6Dans cette contribution, ce sont les interactions avec les environnements d’enseignement et d’apprentissage hybrides qui sont envisagées. Ce type d’environnement se déploie de plus en plus dans les institutions de formation (voir à cet égard le récent Colloque national « Hybridation des formations » organisé par le ministère de l’Enseignement supérieur et de la Recherche en France1). En outre, il offre aux étudiants une certaine flexibilité et la diversité des expériences qui en résulte est encore peu documentée.
7Selon les établissements d’enseignement supérieur, ces environnements de formation reçoivent des appellations diverses : cours hybrides, cours hybrides en ligne, mais aussi cours comodaux (« Hyflex ») (Beatty, 2006, 2007 ; Gobeil-Proulx, 2019), ce qui n’en facilite pas la mobilisation à des fins de recherche. Selon leurs caractéristiques, mais aussi selon les spécificités de leurs acteurs (enseignants et étudiants), ces environnements d’enseignement et d’apprentissage relèvent de représentations différentes et entraînent des expériences qui ne sont pas toujours comparables. Ils constituent donc un objet de recherche particulièrement pertinent pour l’étude de la dynamique de co-construction des environnements d’enseignement et d’apprentissage et des configurations qui en émergent.

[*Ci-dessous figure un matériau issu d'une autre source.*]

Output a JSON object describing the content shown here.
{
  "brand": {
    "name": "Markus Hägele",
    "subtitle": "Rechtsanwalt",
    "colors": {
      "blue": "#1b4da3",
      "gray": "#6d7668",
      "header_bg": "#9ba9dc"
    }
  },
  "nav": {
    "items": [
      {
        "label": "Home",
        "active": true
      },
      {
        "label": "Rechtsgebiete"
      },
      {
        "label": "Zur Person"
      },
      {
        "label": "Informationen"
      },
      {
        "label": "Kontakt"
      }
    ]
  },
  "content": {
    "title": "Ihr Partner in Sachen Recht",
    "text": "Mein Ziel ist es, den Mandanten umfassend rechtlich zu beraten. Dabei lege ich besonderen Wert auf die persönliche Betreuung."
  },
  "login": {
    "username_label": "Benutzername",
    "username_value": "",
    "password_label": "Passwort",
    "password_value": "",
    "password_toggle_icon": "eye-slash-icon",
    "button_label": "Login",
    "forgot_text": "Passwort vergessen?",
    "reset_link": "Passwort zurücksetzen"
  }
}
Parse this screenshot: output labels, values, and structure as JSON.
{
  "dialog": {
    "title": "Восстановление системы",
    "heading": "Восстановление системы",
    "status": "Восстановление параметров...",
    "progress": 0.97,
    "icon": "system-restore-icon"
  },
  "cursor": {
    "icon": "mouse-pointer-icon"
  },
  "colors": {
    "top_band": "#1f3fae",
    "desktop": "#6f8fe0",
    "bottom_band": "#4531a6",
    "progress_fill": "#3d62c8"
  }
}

8La recherche Hy-Sup a mis en lumière plusieurs types (ou « learning design ») de dispositifs ou d’environnement d’enseignement et d’apprentissage en fonction d’un certain nombre de caractéristiques (techno)pédagogiques en articulation avec les approches d’enseignement (postures) (Deschryver et Charlier [dir.], 2012 ; Lebrun, Peltier, Peraya, Burton et Mancuso, 2014), et a souligné les effets différenciés de ces derniers sur les perceptions de l’apprentissage des étudiants (Deschryver et Lebrun, 2014) et du développement professionnel des enseignants (Lameul, Peltier et Charlier, 2014). Les travaux menés dans le cadre de ce projet ont montré notamment que 67 % des étudiants ne reconnaissaient pas le type de dispositif décrit par leurs enseignants. Pour comprendre ces différences de représentations, de premières explorations ont suggéré une corrélation positive des représentations des étudiants avec leurs approches d’apprentissage, en particulier pour les étudiants reconnaissant un dispositif de type « écosystème » (les dispositifs les plus développés, centrés sur l’apprentissage) avec l’adoption d’une approche d’apprentissage en profondeur.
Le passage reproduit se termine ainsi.